Applying the chain rule of differentiation on the second term, our expression can be written as:
$\Rightarrow \dfrac{dy}{dx}=\dfrac{d\left[ {{e}^{a{{x}^{2}}+b}} \right]}{d\left( a{{x}^{2}}+b \right)}\times \dfrac{d\left( a{{x}^{2}}+b \right)}{dx}$

Using the formula for differential of an exponential function, that is equal to:
$\Rightarrow \dfrac{d{{e}^{\theta }}}{d\theta }={{e}^{\theta }}$
We get our equation as:
$\begin{align}
  & \Rightarrow \dfrac{dy}{dx}=\dfrac{d\left[ {{e}^{a{{x}^{2}}+b}} \right]}{d\left( a{{x}^{2}}+b \right)}\times \dfrac{d\left( a{{x}^{2}}+b \right)}{dx} \\
 & \Rightarrow \dfrac{dy}{dx}=\left( {{e}^{a{{x}^{2}}+b}} \right)\times \dfrac{d\left( a{{x}^{2}}+b \right)}{dx} \\
 & \Rightarrow \dfrac{dy}{dx}=\left( {{e}^{a{{x}^{2}}+b}} \right)\times \left[ \dfrac{d\left( a{{x}^{2}} \right)}{dx}+\dfrac{db}{dx} \right] \\
\end{align}$

Now, using the formula for differentiating an expression raised to some power:
$\Rightarrow \dfrac{d{{\theta }^{n}}}{d\theta }=n{{\theta }^{n-1}}$

And, using the fact that the differentiation of any constant term is equal to zero. Our equation simplifies into:
$\begin{align}
  & \Rightarrow \dfrac{dy}{dx}=\left( {{e}^{a{{x}^{2}}+b}} \right)\times \left[ 2ax+0 \right] \\
 & \therefore \dfrac{dy}{dx}=2ax{{e}^{a{{x}^{2}}+b}} \\
\end{align}$

Thus, our final expression comes out to be $2ax{{e}^{a{{x}^{2}}+b}}$.
Hence, the differential of the expression ${{e}^{a{{x}^{2}}+b}}$ comes out to be $2ax{{e}^{a{{x}^{2}}+b}}$.
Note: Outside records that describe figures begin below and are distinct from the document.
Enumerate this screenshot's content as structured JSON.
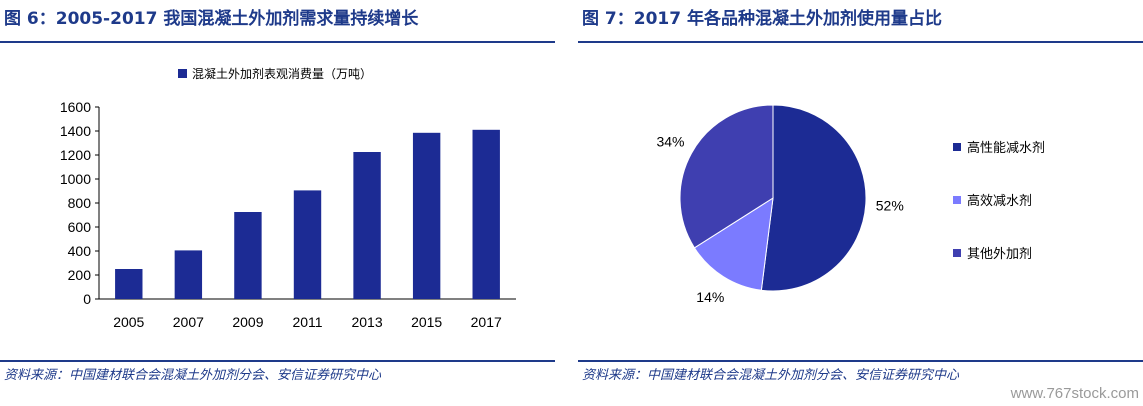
{
  "left": {
    "title": "图 6：2005-2017 我国混凝土外加剂需求量持续增长",
    "source": "资料来源：中国建材联合会混凝土外加剂分会、安信证券研究中心"
  },
  "right": {
    "title": "图 7：2017 年各品种混凝土外加剂使用量占比",
    "source": "资料来源：中国建材联合会混凝土外加剂分会、安信证券研究中心"
  },
  "watermark": "www.767stock.com",
  "chart_data": [
    {
      "type": "bar",
      "categories": [
        "2005",
        "2007",
        "2009",
        "2011",
        "2013",
        "2015",
        "2017"
      ],
      "series": [
        {
          "name": "混凝土外加剂表观消费量（万吨）",
          "values": [
            250,
            405,
            725,
            905,
            1225,
            1385,
            1410
          ],
          "color": "#1c2b94"
        }
      ],
      "yticks": [
        "0",
        "200",
        "400",
        "600",
        "800",
        "1000",
        "1200",
        "1400",
        "1600"
      ],
      "ylim": [
        0,
        1600
      ],
      "legend": "top"
    },
    {
      "type": "pie",
      "labels": [
        "高性能减水剂",
        "高效减水剂",
        "其他外加剂"
      ],
      "values": [
        52,
        14,
        34
      ],
      "value_labels": [
        "52%",
        "14%",
        "34%"
      ],
      "colors": [
        "#1c2b94",
        "#7b7bff",
        "#3f3fb0"
      ],
      "legend": "right"
    }
  ]
}
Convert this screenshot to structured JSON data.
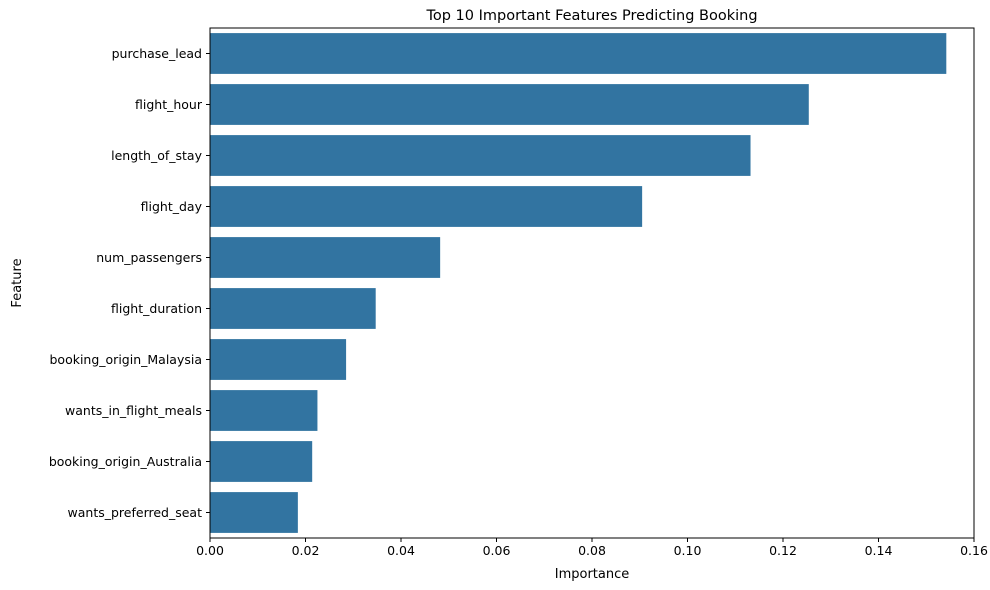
{
  "chart_data": {
    "type": "bar",
    "orientation": "horizontal",
    "title": "Top 10 Important Features Predicting Booking",
    "xlabel": "Importance",
    "ylabel": "Feature",
    "categories": [
      "purchase_lead",
      "flight_hour",
      "length_of_stay",
      "flight_day",
      "num_passengers",
      "flight_duration",
      "booking_origin_Malaysia",
      "wants_in_flight_meals",
      "booking_origin_Australia",
      "wants_preferred_seat"
    ],
    "values": [
      0.1542,
      0.1254,
      0.1132,
      0.0905,
      0.0482,
      0.0347,
      0.0285,
      0.0225,
      0.0214,
      0.0184
    ],
    "xlim": [
      0,
      0.16
    ],
    "xticks": [
      "0.00",
      "0.02",
      "0.04",
      "0.06",
      "0.08",
      "0.10",
      "0.12",
      "0.14",
      "0.16"
    ],
    "grid": false,
    "bar_color": "#3274a1"
  }
}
Note: While applying the chain rule, we should always make sure we are differentiating our fundamental equation with respect to a correct function. Finding out this function is the key to our solution. Also, while applying different formulas in the same expression, we should make sure that the formulas and calculations are correct.